Oui, les deux fils du dirigeant égyptien Hosni Moubarak (1928-2020), par exemple. L’actuel roi de Jordanie, Abdallah II, avait lui aussi un compte au Credit Suisse, tout comme l’ex-président arménien Armen Sarkissian.

Quelle est l’ampleur des révélations?

Comme la plupart des données remontent à des décennies et ne sont pas vraiment surprenantes, les dégâts restent limités. «Il faudrait que d’autres choses remontent à la surface dans les jours à venir pour que cela devienne vraiment problématique pour Credit Suisse», explique à Blick Peter V. Kunz, expert juridique à l’université de Berne.
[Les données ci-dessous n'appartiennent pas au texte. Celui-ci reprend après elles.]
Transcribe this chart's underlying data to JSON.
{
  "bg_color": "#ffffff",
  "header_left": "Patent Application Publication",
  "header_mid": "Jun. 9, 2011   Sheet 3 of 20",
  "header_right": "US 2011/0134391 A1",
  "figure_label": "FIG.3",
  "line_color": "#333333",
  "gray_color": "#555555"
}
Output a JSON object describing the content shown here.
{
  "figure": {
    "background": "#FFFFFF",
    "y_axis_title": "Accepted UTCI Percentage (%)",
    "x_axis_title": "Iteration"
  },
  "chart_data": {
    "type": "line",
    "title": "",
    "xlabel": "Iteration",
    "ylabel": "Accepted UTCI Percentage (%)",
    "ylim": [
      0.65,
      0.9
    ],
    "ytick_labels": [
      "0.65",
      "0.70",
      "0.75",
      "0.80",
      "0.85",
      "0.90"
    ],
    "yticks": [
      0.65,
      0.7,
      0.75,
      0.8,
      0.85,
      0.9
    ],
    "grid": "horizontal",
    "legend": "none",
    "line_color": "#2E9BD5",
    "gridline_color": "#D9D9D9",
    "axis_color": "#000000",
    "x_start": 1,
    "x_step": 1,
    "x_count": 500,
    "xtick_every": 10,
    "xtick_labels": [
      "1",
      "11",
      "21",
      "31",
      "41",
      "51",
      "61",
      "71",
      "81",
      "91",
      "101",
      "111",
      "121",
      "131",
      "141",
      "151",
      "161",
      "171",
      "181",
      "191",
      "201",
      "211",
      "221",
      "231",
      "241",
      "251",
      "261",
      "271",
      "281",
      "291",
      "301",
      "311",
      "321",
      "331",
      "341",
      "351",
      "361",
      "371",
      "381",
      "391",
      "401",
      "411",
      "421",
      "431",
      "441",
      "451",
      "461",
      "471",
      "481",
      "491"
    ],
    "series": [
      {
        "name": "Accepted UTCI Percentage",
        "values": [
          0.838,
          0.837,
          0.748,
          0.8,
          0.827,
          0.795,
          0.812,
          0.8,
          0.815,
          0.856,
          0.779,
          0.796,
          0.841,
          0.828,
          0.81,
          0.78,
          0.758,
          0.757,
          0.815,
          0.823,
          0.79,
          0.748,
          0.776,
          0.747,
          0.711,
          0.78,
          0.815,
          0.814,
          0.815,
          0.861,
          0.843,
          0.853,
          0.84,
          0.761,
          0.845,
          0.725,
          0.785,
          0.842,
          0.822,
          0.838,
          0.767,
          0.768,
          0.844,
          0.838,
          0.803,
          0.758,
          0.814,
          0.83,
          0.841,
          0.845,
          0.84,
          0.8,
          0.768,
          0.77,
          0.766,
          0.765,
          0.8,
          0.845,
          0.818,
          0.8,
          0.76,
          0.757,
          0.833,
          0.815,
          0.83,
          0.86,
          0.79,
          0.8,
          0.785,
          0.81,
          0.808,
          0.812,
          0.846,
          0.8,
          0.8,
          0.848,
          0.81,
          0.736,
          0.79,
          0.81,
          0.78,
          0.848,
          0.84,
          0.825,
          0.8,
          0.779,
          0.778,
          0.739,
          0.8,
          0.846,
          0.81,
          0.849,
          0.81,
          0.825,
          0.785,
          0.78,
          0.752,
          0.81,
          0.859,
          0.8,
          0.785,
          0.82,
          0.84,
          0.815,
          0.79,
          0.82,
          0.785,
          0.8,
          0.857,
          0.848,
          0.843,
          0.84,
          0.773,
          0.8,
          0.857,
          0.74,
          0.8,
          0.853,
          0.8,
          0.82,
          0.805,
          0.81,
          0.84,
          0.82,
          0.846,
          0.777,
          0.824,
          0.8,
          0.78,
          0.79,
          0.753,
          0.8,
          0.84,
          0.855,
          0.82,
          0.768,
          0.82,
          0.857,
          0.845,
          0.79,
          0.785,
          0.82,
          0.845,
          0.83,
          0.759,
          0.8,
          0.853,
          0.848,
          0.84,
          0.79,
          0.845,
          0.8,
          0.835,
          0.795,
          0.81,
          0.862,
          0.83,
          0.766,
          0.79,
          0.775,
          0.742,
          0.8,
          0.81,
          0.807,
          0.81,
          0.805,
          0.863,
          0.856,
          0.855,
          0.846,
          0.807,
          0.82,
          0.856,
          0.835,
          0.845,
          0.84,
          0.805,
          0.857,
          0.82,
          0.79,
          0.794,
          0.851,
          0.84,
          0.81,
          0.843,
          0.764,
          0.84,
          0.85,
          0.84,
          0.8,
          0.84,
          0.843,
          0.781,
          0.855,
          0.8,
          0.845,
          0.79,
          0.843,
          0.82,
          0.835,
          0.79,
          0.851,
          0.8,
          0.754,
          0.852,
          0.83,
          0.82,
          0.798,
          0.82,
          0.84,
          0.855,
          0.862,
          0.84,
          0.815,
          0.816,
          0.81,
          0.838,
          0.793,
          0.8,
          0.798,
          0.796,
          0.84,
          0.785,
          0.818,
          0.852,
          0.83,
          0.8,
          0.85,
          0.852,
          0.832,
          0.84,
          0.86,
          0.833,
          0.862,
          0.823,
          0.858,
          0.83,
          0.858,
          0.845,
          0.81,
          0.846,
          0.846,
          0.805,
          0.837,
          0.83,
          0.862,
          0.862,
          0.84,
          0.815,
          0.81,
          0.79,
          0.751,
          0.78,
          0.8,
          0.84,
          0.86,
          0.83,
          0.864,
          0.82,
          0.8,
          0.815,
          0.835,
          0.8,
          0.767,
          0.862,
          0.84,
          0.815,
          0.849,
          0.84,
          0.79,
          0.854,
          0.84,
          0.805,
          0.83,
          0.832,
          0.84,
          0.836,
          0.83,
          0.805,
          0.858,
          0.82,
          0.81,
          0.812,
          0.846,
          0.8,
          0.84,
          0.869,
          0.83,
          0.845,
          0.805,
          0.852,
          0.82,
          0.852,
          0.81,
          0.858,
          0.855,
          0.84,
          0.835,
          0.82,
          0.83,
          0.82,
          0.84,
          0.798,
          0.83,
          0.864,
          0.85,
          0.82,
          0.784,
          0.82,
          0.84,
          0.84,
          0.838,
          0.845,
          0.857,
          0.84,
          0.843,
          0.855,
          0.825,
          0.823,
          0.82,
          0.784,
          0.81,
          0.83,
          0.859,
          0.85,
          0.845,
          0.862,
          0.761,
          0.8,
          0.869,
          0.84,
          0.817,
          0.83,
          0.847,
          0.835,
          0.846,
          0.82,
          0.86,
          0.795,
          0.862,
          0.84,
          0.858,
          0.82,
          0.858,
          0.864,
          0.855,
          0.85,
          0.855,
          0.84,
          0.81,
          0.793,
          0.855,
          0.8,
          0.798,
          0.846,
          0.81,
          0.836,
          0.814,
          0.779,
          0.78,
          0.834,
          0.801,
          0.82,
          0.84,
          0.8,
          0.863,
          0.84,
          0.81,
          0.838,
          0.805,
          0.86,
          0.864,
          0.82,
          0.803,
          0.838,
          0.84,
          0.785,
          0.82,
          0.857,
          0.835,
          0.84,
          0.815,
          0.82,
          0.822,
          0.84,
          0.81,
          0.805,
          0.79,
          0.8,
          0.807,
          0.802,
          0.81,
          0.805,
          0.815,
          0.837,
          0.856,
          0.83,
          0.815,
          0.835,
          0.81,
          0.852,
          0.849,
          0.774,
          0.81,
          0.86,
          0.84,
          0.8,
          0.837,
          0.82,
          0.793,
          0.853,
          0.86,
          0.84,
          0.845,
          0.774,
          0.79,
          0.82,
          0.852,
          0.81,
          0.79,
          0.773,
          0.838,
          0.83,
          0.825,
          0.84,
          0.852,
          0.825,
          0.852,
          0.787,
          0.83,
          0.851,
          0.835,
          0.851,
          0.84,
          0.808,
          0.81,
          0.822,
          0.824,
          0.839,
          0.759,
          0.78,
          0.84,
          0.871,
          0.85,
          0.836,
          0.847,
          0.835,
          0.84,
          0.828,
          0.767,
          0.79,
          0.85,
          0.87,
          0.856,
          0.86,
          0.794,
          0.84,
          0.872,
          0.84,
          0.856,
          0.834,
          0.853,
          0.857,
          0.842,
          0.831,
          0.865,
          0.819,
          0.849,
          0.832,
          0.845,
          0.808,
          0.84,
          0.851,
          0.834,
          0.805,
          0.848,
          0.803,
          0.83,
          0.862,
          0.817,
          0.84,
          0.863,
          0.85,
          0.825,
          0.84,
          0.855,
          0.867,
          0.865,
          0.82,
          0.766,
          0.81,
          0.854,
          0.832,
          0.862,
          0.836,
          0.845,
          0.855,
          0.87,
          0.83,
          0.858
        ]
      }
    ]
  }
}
Par exemple, le fait que le roi de Jordanie Abdallah II ait eu un compte auprès de la banque n’est pas très surprenant. Toutefois, cette affaire met de nouveau à mal l’image de la banque qui, après les nombreux scandales de l’an dernier, avait décrété que 2022 serait une «année de transition». Peter V. Kunz est formel: «Ces révélations s’accompagnent de nouveaux gros titres négatifs. Credit Suisse ne sortira pas de cette crise sans dégât d’image».

Comment la fuite de données a-t-elle pu se produire?

«C’est bien l’aspect le plus problématique de cette histoire pour Credit Suisse», affirme l’expert juridique. Comment les données de plus de 18’000 clients ont-elles pu être divulguées? «Une telle fuite entraînera une perte de confiance, en particulier chez les clients étrangers de la banque», estime-t-il. Certains pourraient même décider de retirer leurs fonds après cette affaire. «L’Autorité fédérale de surveillance des marchés financiers (Finma) va certainement s’intéresser à cette question», prédit Peter V. Kunz. Selon lui, une enquête concernant la sécurité des clients de Credit Suisse sera ouverte.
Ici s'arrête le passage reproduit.